Arabian Nights review – warming festive treat with bags of scrappy charm

Rough and ready delight … Nicholas Karimi and Yasemin Özdemir in Arabian Nights at Bristol Old Vic.
Rough and ready delight … Nicholas Karimi and Yasemin Özdemir in Arabian Nights at Bristol Old Vic. Photograph: Ellie Kurttz

Here is a charmingly hybrid festive show, part modern retelling of One Thousand and One Nights, part alternative pantomime.

There is a narcissistic tyrant-king (Nicholas Karimi) who is depleting the kingdom of its natural resources for his own selfish ends. After his queen absconds, he takes revenge on womankind by sending out marital orders to female villagers and then consigns those brides to his dungeon.

There is also a plucky activist, Schere (Yasemin Özdemir, a modern-day Scheherazade in dungarees), who plots to save the women of the land and transform the king with her marvellous powers of storytelling. She inveigles her way into the palace and his affections by mesmerising him with her fantastical cliffhangers, though all does not go quite as planned, and he remains stubbornly self-serving.

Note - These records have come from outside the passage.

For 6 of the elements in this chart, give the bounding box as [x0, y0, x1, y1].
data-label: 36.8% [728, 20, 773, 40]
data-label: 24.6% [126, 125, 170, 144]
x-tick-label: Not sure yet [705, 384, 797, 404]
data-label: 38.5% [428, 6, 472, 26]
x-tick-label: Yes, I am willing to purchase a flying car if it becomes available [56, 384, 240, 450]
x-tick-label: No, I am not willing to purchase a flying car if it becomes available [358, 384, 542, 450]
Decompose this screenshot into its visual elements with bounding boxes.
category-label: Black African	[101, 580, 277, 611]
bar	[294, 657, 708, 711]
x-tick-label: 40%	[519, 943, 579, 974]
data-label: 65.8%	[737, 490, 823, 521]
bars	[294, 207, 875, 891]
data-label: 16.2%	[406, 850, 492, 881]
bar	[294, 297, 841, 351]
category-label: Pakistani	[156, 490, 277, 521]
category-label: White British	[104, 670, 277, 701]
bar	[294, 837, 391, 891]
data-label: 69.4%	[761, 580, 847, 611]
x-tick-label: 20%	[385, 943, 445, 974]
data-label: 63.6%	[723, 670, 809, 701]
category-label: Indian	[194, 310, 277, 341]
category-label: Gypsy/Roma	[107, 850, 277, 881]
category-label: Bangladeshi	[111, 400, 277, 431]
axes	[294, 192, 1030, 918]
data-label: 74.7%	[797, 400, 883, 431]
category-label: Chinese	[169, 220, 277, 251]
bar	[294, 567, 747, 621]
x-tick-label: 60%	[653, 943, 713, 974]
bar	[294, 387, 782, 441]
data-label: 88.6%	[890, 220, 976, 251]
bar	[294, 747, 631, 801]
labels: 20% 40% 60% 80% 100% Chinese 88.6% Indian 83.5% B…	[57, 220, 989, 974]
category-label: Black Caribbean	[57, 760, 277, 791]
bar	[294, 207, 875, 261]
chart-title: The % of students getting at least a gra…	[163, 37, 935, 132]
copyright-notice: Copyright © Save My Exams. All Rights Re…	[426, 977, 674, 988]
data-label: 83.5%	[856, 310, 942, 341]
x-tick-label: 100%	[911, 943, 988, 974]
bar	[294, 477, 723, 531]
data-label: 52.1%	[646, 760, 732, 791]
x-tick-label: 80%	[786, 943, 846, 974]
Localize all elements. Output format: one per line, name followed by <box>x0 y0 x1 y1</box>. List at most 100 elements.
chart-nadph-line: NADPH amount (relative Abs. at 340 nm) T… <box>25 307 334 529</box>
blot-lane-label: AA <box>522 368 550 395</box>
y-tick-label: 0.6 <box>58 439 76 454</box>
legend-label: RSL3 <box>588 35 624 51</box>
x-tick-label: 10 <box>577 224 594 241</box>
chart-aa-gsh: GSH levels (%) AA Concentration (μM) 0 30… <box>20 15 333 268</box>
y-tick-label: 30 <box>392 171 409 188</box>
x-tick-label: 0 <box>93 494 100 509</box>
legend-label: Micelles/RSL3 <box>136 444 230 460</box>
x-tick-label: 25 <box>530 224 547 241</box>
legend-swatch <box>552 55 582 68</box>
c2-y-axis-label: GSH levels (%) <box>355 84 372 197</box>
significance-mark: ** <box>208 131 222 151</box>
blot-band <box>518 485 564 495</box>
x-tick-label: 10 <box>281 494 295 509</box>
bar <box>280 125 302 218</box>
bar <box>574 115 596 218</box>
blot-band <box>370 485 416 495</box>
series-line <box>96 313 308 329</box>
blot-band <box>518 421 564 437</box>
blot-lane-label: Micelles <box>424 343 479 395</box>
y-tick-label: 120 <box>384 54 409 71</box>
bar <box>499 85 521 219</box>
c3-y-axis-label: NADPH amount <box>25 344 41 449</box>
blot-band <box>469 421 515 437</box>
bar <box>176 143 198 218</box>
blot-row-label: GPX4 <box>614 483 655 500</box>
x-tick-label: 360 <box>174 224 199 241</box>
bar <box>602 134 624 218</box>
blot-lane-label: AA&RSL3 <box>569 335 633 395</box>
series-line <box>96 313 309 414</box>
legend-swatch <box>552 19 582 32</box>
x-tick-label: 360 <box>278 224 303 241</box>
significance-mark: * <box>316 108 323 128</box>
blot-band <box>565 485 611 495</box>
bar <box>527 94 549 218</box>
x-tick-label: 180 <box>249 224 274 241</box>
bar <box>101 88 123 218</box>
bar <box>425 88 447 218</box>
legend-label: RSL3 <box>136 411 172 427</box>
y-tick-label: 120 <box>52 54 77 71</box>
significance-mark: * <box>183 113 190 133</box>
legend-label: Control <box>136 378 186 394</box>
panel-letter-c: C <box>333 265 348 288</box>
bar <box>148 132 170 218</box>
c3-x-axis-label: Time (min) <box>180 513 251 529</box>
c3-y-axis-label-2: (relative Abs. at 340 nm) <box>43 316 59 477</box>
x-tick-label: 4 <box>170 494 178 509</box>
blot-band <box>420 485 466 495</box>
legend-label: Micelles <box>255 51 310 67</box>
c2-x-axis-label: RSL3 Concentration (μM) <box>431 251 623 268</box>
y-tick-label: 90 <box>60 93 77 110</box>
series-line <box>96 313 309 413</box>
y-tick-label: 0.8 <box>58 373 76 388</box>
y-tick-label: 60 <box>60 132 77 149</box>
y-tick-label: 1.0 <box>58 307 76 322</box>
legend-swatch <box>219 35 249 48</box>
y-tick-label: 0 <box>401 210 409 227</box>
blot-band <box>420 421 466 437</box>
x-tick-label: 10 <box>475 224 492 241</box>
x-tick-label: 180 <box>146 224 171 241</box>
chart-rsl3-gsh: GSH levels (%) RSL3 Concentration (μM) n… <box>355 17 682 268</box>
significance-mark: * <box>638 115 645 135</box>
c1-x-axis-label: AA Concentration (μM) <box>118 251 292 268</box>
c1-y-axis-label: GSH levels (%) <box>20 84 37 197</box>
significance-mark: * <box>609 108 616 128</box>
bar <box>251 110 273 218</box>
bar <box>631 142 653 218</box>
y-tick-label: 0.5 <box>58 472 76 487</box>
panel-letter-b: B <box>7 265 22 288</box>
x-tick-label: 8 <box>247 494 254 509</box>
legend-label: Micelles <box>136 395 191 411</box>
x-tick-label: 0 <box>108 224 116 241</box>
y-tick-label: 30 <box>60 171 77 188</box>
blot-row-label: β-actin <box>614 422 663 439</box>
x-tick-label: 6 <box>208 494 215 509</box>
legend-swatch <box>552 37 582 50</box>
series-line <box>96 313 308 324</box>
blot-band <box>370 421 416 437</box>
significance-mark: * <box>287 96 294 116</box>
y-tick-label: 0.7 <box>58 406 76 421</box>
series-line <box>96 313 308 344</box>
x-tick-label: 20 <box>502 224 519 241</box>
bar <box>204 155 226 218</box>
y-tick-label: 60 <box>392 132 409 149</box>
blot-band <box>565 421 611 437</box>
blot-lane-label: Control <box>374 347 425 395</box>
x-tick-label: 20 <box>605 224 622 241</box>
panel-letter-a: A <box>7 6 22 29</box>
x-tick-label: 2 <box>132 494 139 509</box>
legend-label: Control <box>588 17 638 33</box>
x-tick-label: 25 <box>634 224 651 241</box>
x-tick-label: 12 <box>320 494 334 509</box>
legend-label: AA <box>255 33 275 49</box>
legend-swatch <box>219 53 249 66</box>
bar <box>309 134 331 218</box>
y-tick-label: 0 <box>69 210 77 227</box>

Written by Sonali Bhattacharyya, there is a rough and ready delight to this show. The songs sound hashed together, the singing voices wobbly, and the king, with his growing bevy of wives, seems like a character nabbed from Carry on Up the Khyber.

Yet there is a warm and winning energy to this production, directed by Blanche McIntyre. Puppets are manipulated by actors, from a magical, winged horse (by Saikat Ahamed, who also plays Schere’s father and performs a fine whinny) to a serpent with a luminous spine.

It all has a deliberately deconstructed and scrappy feel, with actors wheeling on a kitchen unit and door frame for scenes inside Schere’s home, although the set, designed by Hannah Sibai, also opens up in surprising ways. There is a fabulous performance from Karimi as the spoilt man-boy of a monarch and an equally delightful turn by Patrick Osborne as his servant cum adviser, who is full of physical comedy.

The scenes of Schere, her sister and fisherman father at home seem like the Arabian version of EastEnders, with their kettle and cuppas (though it is lemon tea) and some dialogue sounds slapdash, with a vague message around climate damage tacked on. But Bhattacharyya’s script comes fully alive and fizzes with quick comedy when we go to the palace. The king – a panto villain if ever there was one – has all the best lines. An idiosyncratic show with charisma, however rough around the edges it may be.